Our simulation study showed that the estimator of \(\theta\) is unbiased, with the estimate of \(\theta\) being robust across the different interaction structures in GDI models. This robustness of \(\theta\) is consistent across a wide range of \(\theta\) values (0.05 up to 1.3) and a variety of different scenarios, including changes to the number of species (up to 72), true underlying interaction structure, functional grouping of species, presence of experimental structures, and crossing of interaction terms with experimental structures.
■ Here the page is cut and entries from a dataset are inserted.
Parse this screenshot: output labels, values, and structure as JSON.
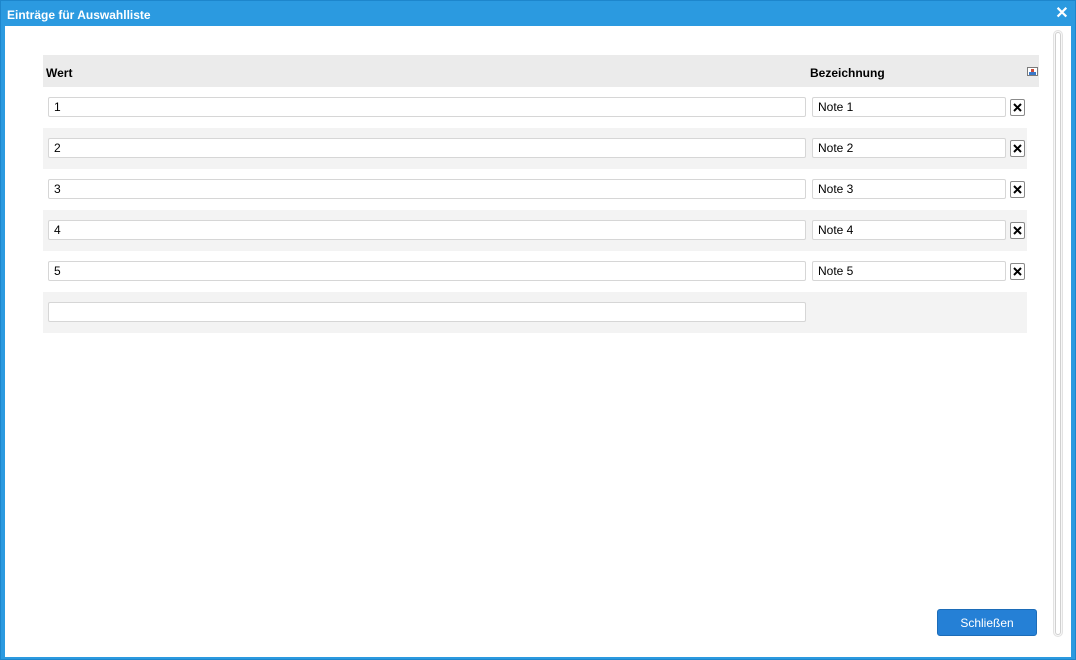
{
  "dialog": {
    "title": "Einträge für Auswahlliste",
    "close_icon": "close-icon"
  },
  "table": {
    "headers": {
      "wert": "Wert",
      "bezeichnung": "Bezeichnung"
    },
    "header_icon": "sort-icon",
    "rows": [
      {
        "wert": "1",
        "bezeichnung": "Note 1"
      },
      {
        "wert": "2",
        "bezeichnung": "Note 2"
      },
      {
        "wert": "3",
        "bezeichnung": "Note 3"
      },
      {
        "wert": "4",
        "bezeichnung": "Note 4"
      },
      {
        "wert": "5",
        "bezeichnung": "Note 5"
      }
    ],
    "new_row": {
      "wert": ""
    }
  },
  "footer": {
    "close_button_label": "Schließen"
  },
  "colors": {
    "accent": "#2b9ae0",
    "button": "#2580d6"
  }
}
The results of our study give conclusive evidence for the robustness of \(\theta\) and thus help us in deducing a model fitting procedure for GDI models which is parsimonious and informative. We recommend first estimating \(\theta\) using profile likelihood and testing its inclusion for the simplest interaction structure (average pairwise) and then using that estimate of \(\theta\) to fit the remaining interaction structures and perform model selection. This approach is desirable due to the speed (compared to the approach of estimating \(\theta\) for each interaction structure (method ‘c’)) with which we can converge to an appropriate GDI model and is used by the autoDI function in version 1.2 of the DImodels R package to perform model selection (note that the autoDI function in earlier versions 1.0 and 1.1 of the DImodels R package used method ‘a’ for model selection but we have switched to this recommended method of model selection from version 1.2). There is precedent for fixing a model parameter to a specific value when performing model selection in wider statistics. For example, in negative binomial models, the dispersion parameter may be fixed when testing for model effects; in generalized linear mixed models, including observational-level random effects (e.g. Poisson-normal, see Demétrio et al. 2014), the variance of the random effects may also be fixed when testing fixed effects. We note that joint estimation of all parameters in a GDI model using a non-linear estimation framework would also be possible, however, our profile likelihood solution scales up well when the data structure becomes more complex (e.g., multiple responses, multiple time points and/or multiple study locations).

The robustness in \(\theta\) estimation does rely on a few prerequisites being satisfied. Firstly, the species proportions should be reasonably spread around the simplex space (rather than restricted to a small subspace). Further, if there is lack-of-fit in the models or if all, or a majority, of the interaction terms aren’t significant then this would have trickle-down effects on \(\theta\) and its estimation would be affected, resulting in estimates which are considerably different across the different GDI models while at the same time being far off from the true underlying value of \(\theta\). Thus, it is important to check for any data issues and model fit before finalising model selection. Examples with such issues are highlighted in Online Appendix C. In this study, we have examined over 300,000 datasets, which gives assurance in the reliability of our results. Our study assumed a single \(\theta\) parameter across all interaction terms; there is scope for allowing different \({\theta }\)’s for each interaction term in GDI models, perhaps in a multivariate or repeated measures setting with complex variance structures.

6 Conclusion

The aim of our research was to discern if the non-linear parameter (\(\theta\)) in GDI models was robust to changes in the structure of the underlying interaction terms and compare different multiple model selection approaches to identify an optimal and computationally efficient model selection procedure for GDI models. The results of our simulation study show that for our experimental designs, \(\theta\) estimation is invariant to different interaction structures and that the most efficient model selection procedure for GDI models is to first estimate \(\theta\) for the simplest interaction structure (average pairwise) and test for its significance, and then use that estimate to fit the different interaction structures and finally select the most appropriate structure using selection criteria.